A book like Crowley’s, What the (Bleep) Just Happened, regardless of whether it was plagiarized (again: it almost definitely was), is not at the level of intellectual rigor for which Bellow has said he was aiming. From its embarrassingly bowdlerized title on, What the (Bleep) Just Happened is not written “to persuade a fair-minded opponent,” as Bellow argued the best political writing should be.

Instead, with its racially charged descriptions of Barack Obama and long passages characterizing Obama’s 2008 election as the date rape of America, it follows squarely in a tradition more akin to the worst themes of The Bell Curve than to William Buckley. Its rhetoric is in line with pundits like Ann Coulter and Sean Hannity, with the aim, as Bellow puts it, “to whip the Republican base into a froth.”

Excerpt from What the (Bleep) Just Happened?
Crowley on Obama.
Broadside Books
Excerpt from What the (Bleep) Just Happened
Crowley on the 2008 election.
Broadside Books

What the (Bleep) Just Happened, for which Bellow is listed as the acquiring editor, is designed as a kind of cathartic outpouring of conservative rage in the face of a liberal president, less a “soberly argued” and “well researched” tome than a primal cry of outrage. The fact that it was most likely plagiarized only adds to the list of its faults.

If Broadside Books truly intended to publish serious conservative thought only to find itself stuck with dog-whistle punditry like What the (Bleep) Just Happened, it certainly lost its way somewhere.

Conservative publishing is all set to embrace a post-truth era

What emerges from this sequence of events is a portrait of a publishing landscape in mid-transformation, one that is unwelcoming to the kind of scholarly, academic conservatism Bellow cut his teeth on. Contemporary conservative publishing requires outrage to succeed. It requires catharsis. It seemingly has no room for citations and philosophy and data sets.

And in that, it falls neatly into place in our “post-truth” public discourse. Conservative publishing is, in a sense, at the cutting edge of the national mood. The current climate has no need for facts or honesty or scholarship. It can just go off of what feels true.
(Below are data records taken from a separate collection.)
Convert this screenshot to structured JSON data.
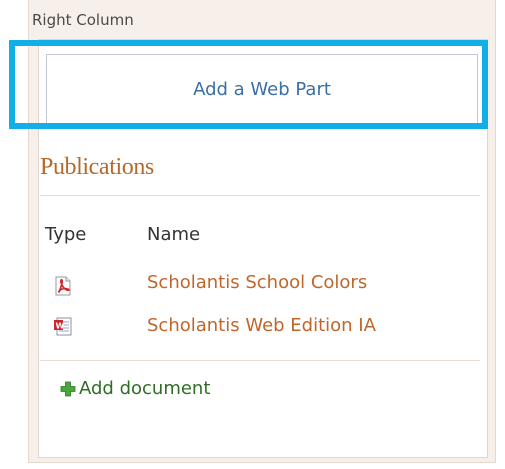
{
  "zone": {
    "title": "Right Column",
    "add_webpart_label": "Add a Web Part"
  },
  "webpart": {
    "title": "Publications",
    "columns": [
      "Type",
      "Name"
    ],
    "documents": [
      {
        "type_icon": "pdf-icon",
        "name": "Scholantis School Colors"
      },
      {
        "type_icon": "word-document-icon",
        "name": "Scholantis Web Edition IA"
      }
    ],
    "add_document_label": "Add document"
  },
  "colors": {
    "highlight": "#12aee8",
    "link": "#c0662b",
    "title": "#b56a2a",
    "add_document": "#2f6e24"
  }
}
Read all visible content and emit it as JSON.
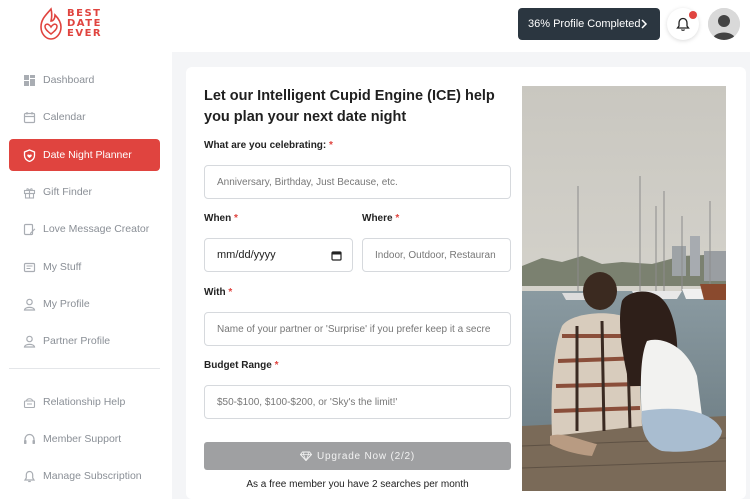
{
  "brand": {
    "line1": "BEST",
    "line2": "DATE",
    "line3": "EVER",
    "color": "#e0443f"
  },
  "header": {
    "progress_label": "36% Profile Completed",
    "notification_dot": true
  },
  "sidebar": {
    "items": [
      {
        "label": "Dashboard",
        "icon": "dashboard-icon",
        "active": false
      },
      {
        "label": "Calendar",
        "icon": "calendar-icon",
        "active": false
      },
      {
        "label": "Date Night Planner",
        "icon": "shield-heart-icon",
        "active": true
      },
      {
        "label": "Gift Finder",
        "icon": "gift-icon",
        "active": false
      },
      {
        "label": "Love Message Creator",
        "icon": "message-edit-icon",
        "active": false
      },
      {
        "label": "My Stuff",
        "icon": "folder-icon",
        "active": false
      },
      {
        "label": "My Profile",
        "icon": "user-icon",
        "active": false
      },
      {
        "label": "Partner Profile",
        "icon": "user-icon",
        "active": false
      }
    ],
    "secondary": [
      {
        "label": "Relationship Help",
        "icon": "help-icon"
      },
      {
        "label": "Member Support",
        "icon": "headset-icon"
      },
      {
        "label": "Manage Subscription",
        "icon": "bell-icon"
      }
    ]
  },
  "planner": {
    "heading": "Let our Intelligent Cupid Engine (ICE) help you plan your next date night",
    "celebrating": {
      "label": "What are you celebrating:",
      "placeholder": "Anniversary, Birthday, Just Because, etc."
    },
    "when": {
      "label": "When",
      "value": "mm/dd/yyyy"
    },
    "where": {
      "label": "Where",
      "placeholder": "Indoor, Outdoor, Restauran"
    },
    "with": {
      "label": "With",
      "placeholder": "Name of your partner or 'Surprise' if you prefer keep it a secre"
    },
    "budget": {
      "label": "Budget Range",
      "placeholder": "$50-$100, $100-$200, or 'Sky's the limit!'"
    },
    "required_mark": "*",
    "upgrade_label": "Upgrade Now (2/2)",
    "free_note": "As a free member you have 2 searches per month"
  },
  "colors": {
    "accent": "#e0443f",
    "dark_button": "#2b3640",
    "disabled_button": "#9fa0a2"
  }
}
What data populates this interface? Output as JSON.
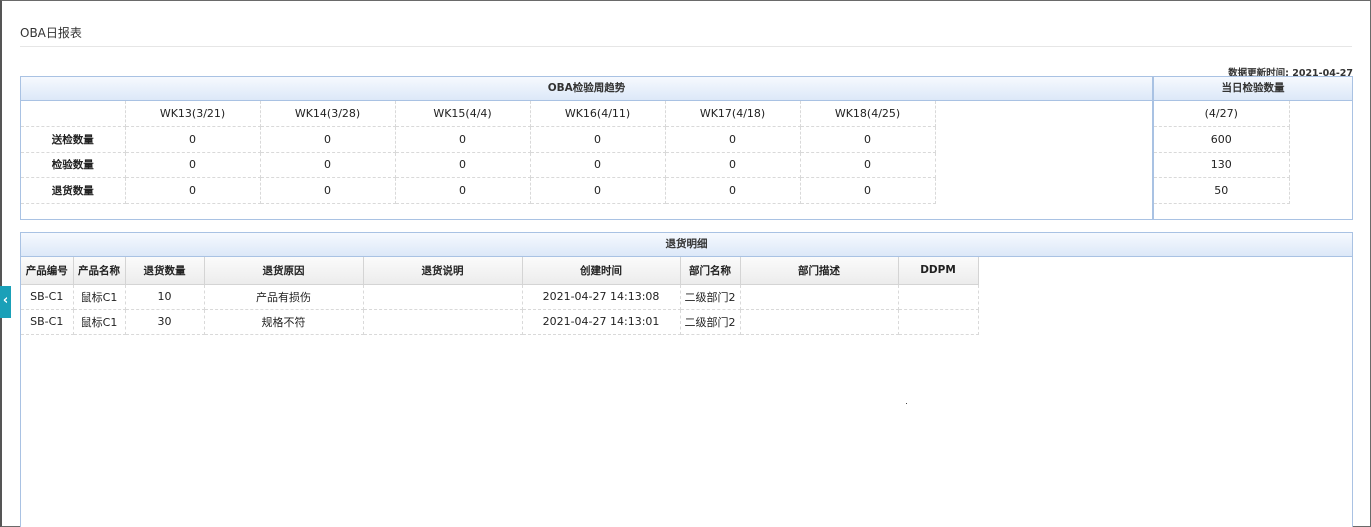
{
  "page": {
    "title": "OBA日报表"
  },
  "update": {
    "text": "数据更新时间: 2021-04-27"
  },
  "trend": {
    "header": "OBA检验周趋势",
    "weeks": [
      "WK13(3/21)",
      "WK14(3/28)",
      "WK15(4/4)",
      "WK16(4/11)",
      "WK17(4/18)",
      "WK18(4/25)"
    ],
    "rows": [
      {
        "label": "送检数量",
        "values": [
          "0",
          "0",
          "0",
          "0",
          "0",
          "0"
        ]
      },
      {
        "label": "检验数量",
        "values": [
          "0",
          "0",
          "0",
          "0",
          "0",
          "0"
        ]
      },
      {
        "label": "退货数量",
        "values": [
          "0",
          "0",
          "0",
          "0",
          "0",
          "0"
        ]
      }
    ]
  },
  "today": {
    "header": "当日检验数量",
    "date": "(4/27)",
    "values": [
      "600",
      "130",
      "50"
    ]
  },
  "returns": {
    "header": "退货明细",
    "columns": [
      "产品编号",
      "产品名称",
      "退货数量",
      "退货原因",
      "退货说明",
      "创建时间",
      "部门名称",
      "部门描述",
      "DDPM"
    ],
    "rows": [
      [
        "SB-C1",
        "鼠标C1",
        "10",
        "产品有损伤",
        "",
        "2021-04-27 14:13:08",
        "二级部门2",
        "",
        ""
      ],
      [
        "SB-C1",
        "鼠标C1",
        "30",
        "规格不符",
        "",
        "2021-04-27 14:13:01",
        "二级部门2",
        "",
        ""
      ]
    ]
  },
  "sidebar_toggle": {
    "icon": "chevron-left-icon",
    "glyph": "‹",
    "color": "#1aa0b8"
  },
  "colors": {
    "panel_border": "#a9c2e3",
    "header_gradient_bottom": "#dce8f8"
  }
}
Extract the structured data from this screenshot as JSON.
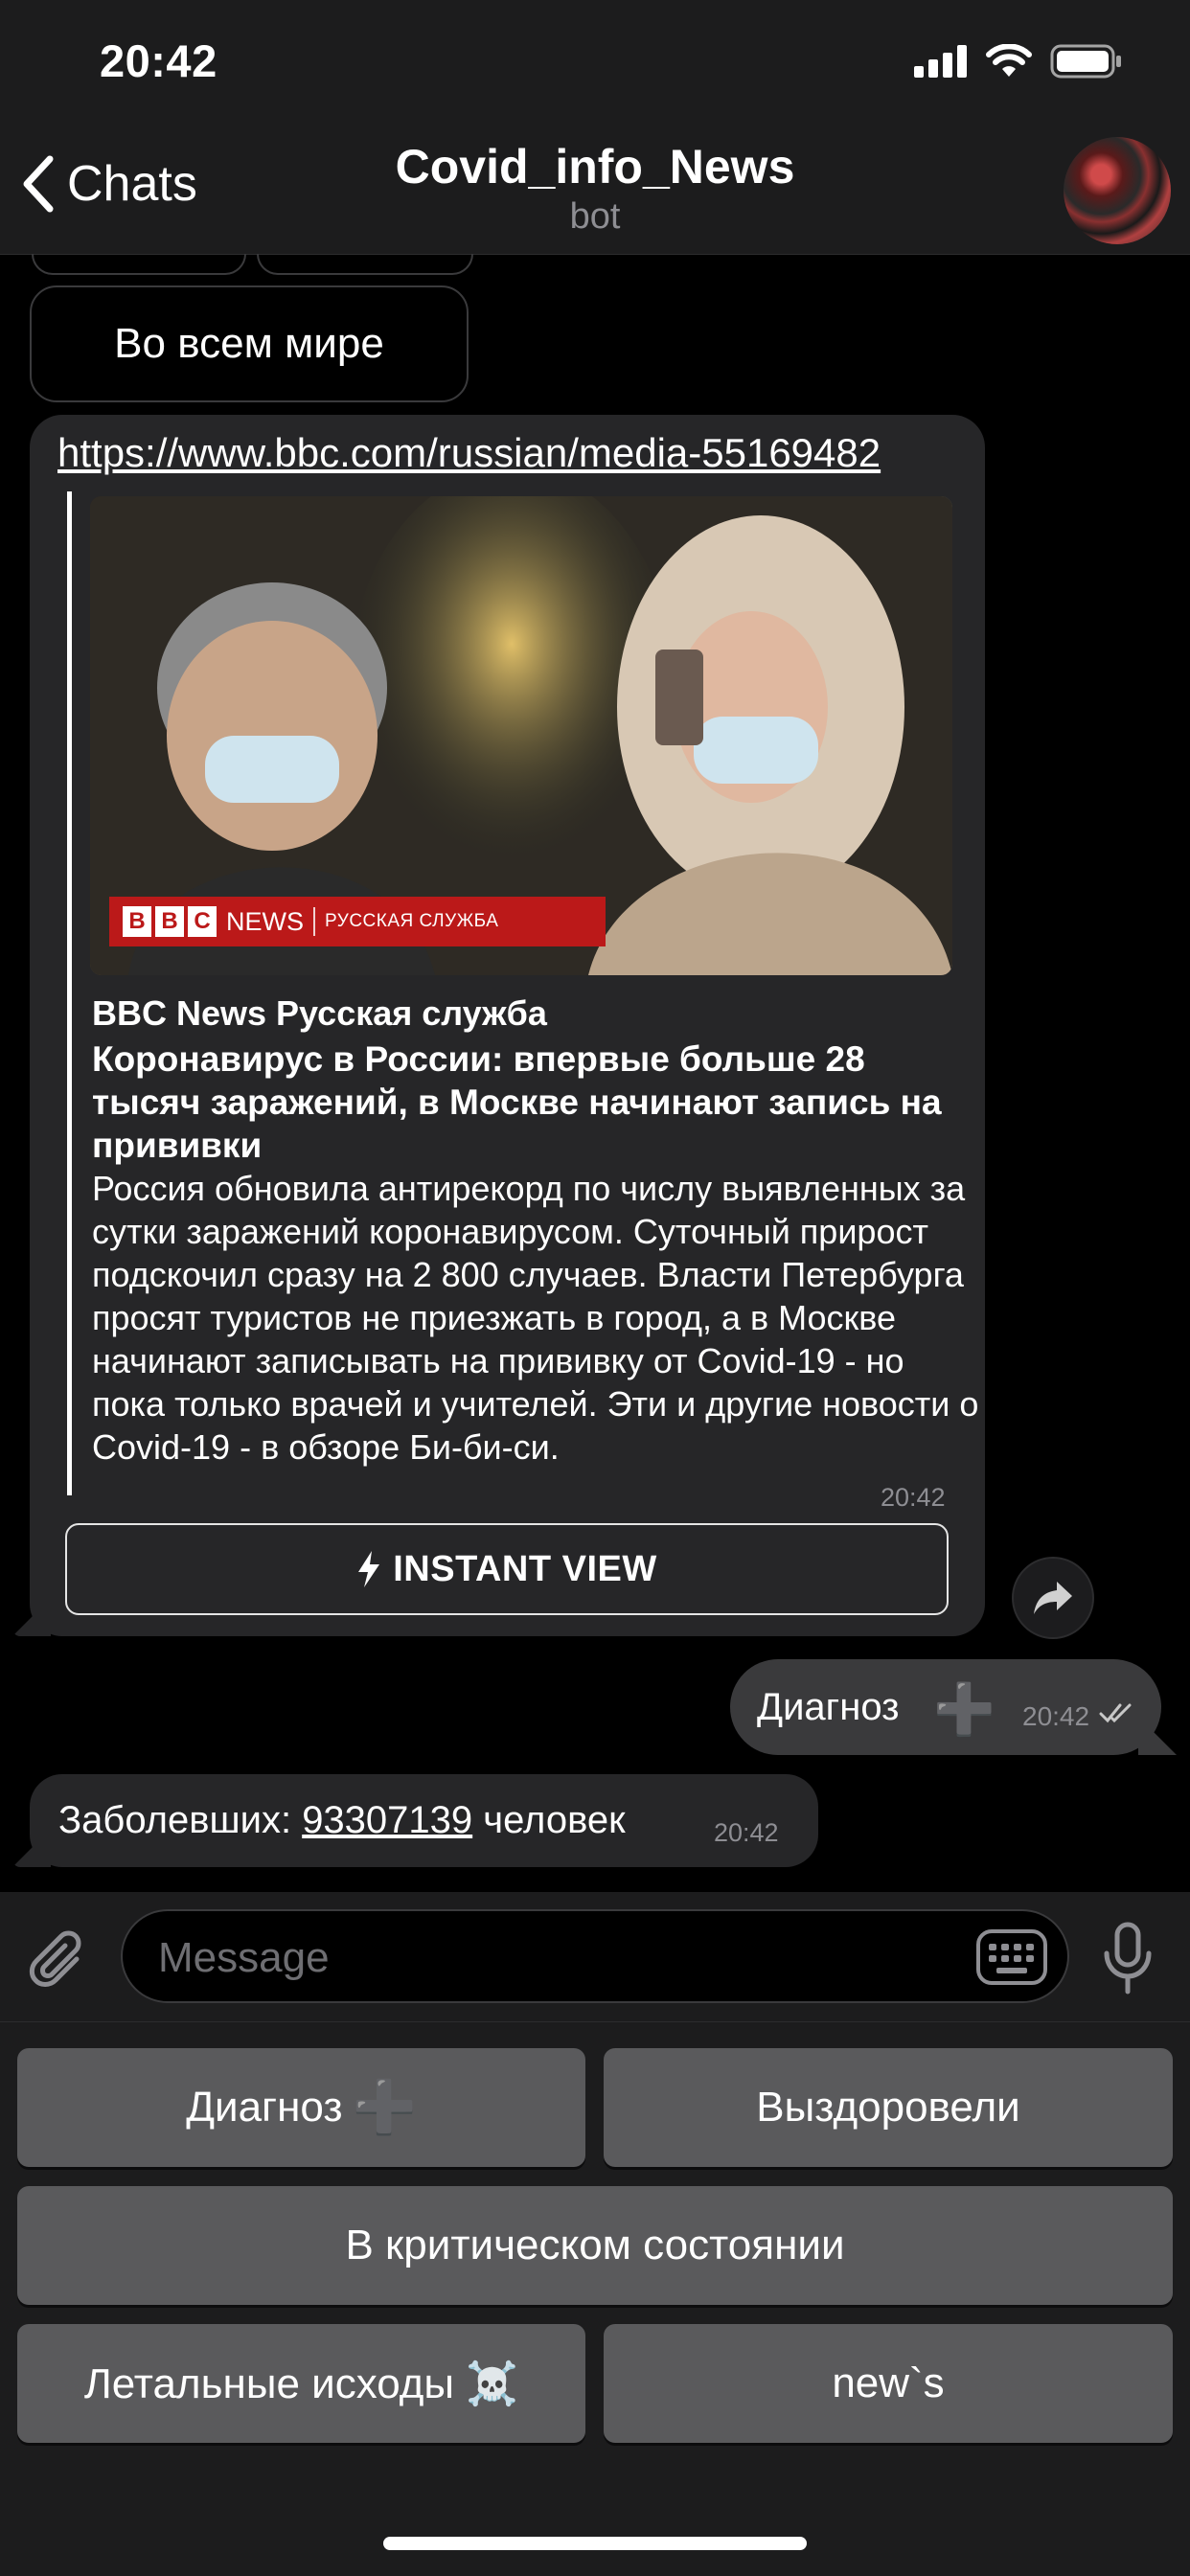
{
  "status": {
    "time": "20:42"
  },
  "nav": {
    "back_label": "Chats",
    "title": "Covid_info_News",
    "subtitle": "bot"
  },
  "chat": {
    "inline_button": "Во всем мире",
    "message1": {
      "link": "https://www.bbc.com/russian/media-55169482",
      "preview": {
        "badge_letters": [
          "B",
          "B",
          "C"
        ],
        "badge_news": "NEWS",
        "badge_service": "РУССКАЯ СЛУЖБА",
        "site_name": "BBC News Русская служба",
        "headline": "Коронавирус в России: впервые больше 28 тысяч заражений, в Москве начинают запись на прививки",
        "description": "Россия обновила антирекорд по числу выявленных за сутки заражений коронавирусом. Суточный прирост подскочил сразу на 2 800 случаев. Власти Петербурга просят туристов не приезжать в город, а в Москве начинают записывать на прививку от Covid-19 - но пока только врачей и учителей. Эти и другие новости о Covid-19 - в обзоре Би-би-си."
      },
      "time": "20:42",
      "instant_view_label": "INSTANT VIEW"
    },
    "message2": {
      "text": "Диагноз",
      "plus": "➕",
      "time": "20:42"
    },
    "message3": {
      "prefix": "Заболевших: ",
      "number": "93307139",
      "suffix": " человек",
      "time": "20:42"
    }
  },
  "composer": {
    "placeholder": "Message"
  },
  "keyboard": {
    "diagnosis": "Диагноз",
    "plus": "➕",
    "recovered": "Выздоровели",
    "critical": "В критическом состоянии",
    "deaths": "Летальные исходы ☠️",
    "news": "new`s"
  },
  "colors": {
    "accent_bar": "#bb1919",
    "bubble": "#262628",
    "outgoing_bubble": "#3a3a3c",
    "keyboard_button": "#5a5a5c"
  }
}
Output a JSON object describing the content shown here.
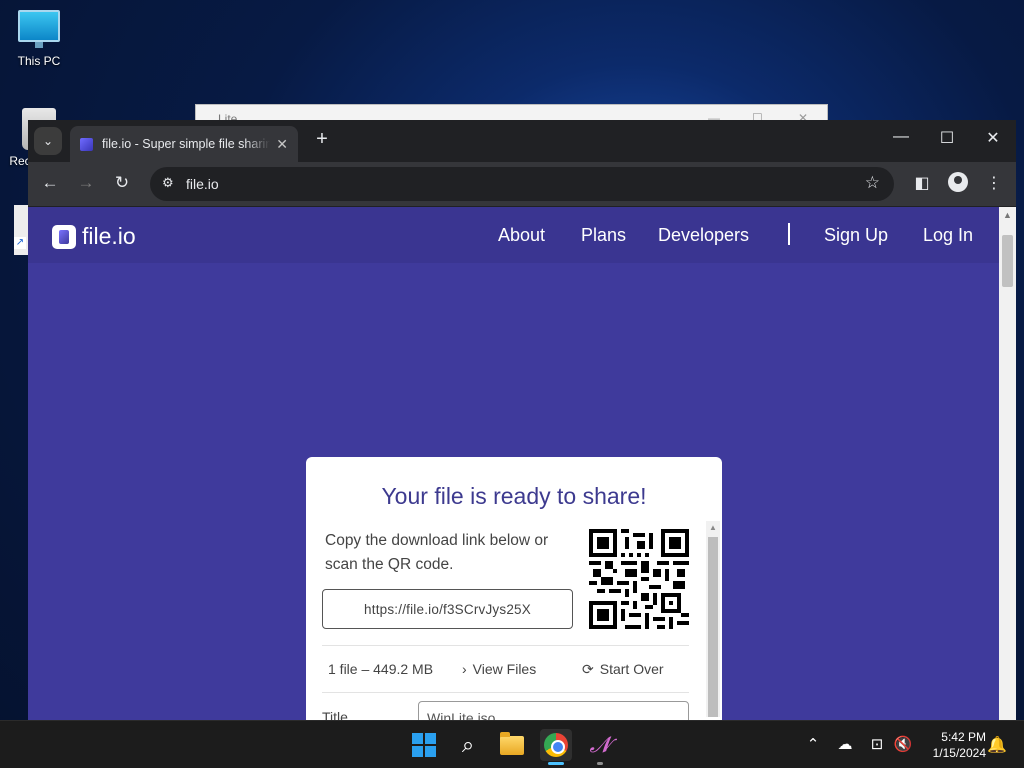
{
  "desktop": {
    "icons": [
      {
        "label": "This PC",
        "icon": "computer-icon"
      },
      {
        "label": "Rec",
        "icon": "recycle-bin-icon"
      }
    ],
    "background_window_title": "…Lite"
  },
  "browser": {
    "tab": {
      "title": "file.io - Super simple file sharing",
      "favicon": "fileio-favicon-icon"
    },
    "new_tab_symbol": "+",
    "window_controls": {
      "minimize": "—",
      "maximize": "☐",
      "close": "✕"
    },
    "address": "file.io"
  },
  "site": {
    "logo_text": "file.io",
    "nav": {
      "about": "About",
      "plans": "Plans",
      "developers": "Developers",
      "signup": "Sign Up",
      "login": "Log In"
    },
    "brand_color": "#3f3a9c"
  },
  "share_card": {
    "heading": "Your file is ready to share!",
    "instructions": "Copy the download link below or scan the QR code.",
    "link": "https://file.io/f3SCrvJys25X",
    "file_summary": "1 file – 449.2 MB",
    "view_files_label": "View Files",
    "start_over_label": "Start Over",
    "title_label": "Title",
    "title_value": "WinLite.iso"
  },
  "taskbar": {
    "apps": [
      "start-icon",
      "search-icon",
      "file-explorer-icon",
      "chrome-icon",
      "ink-app-icon"
    ],
    "time": "5:42 PM",
    "date": "1/15/2024"
  }
}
So when Trump’s team said that “any attempt to discredit Monica is nothing more than a politically motivated attack,” they were only telling the truth as they felt it. Just as when Crowley submitted the book to a publisher on the grounds that it was entirely her own original work, she was only telling the truth as she felt it.

And as conservative imprints continue to publish outraged hot takes about how Islam is inherently violent and American racism is a myth, they’re giving a platform to figures like Milo Yiannopoulos to tell the truth as they feel it. That’s apparently how it works now.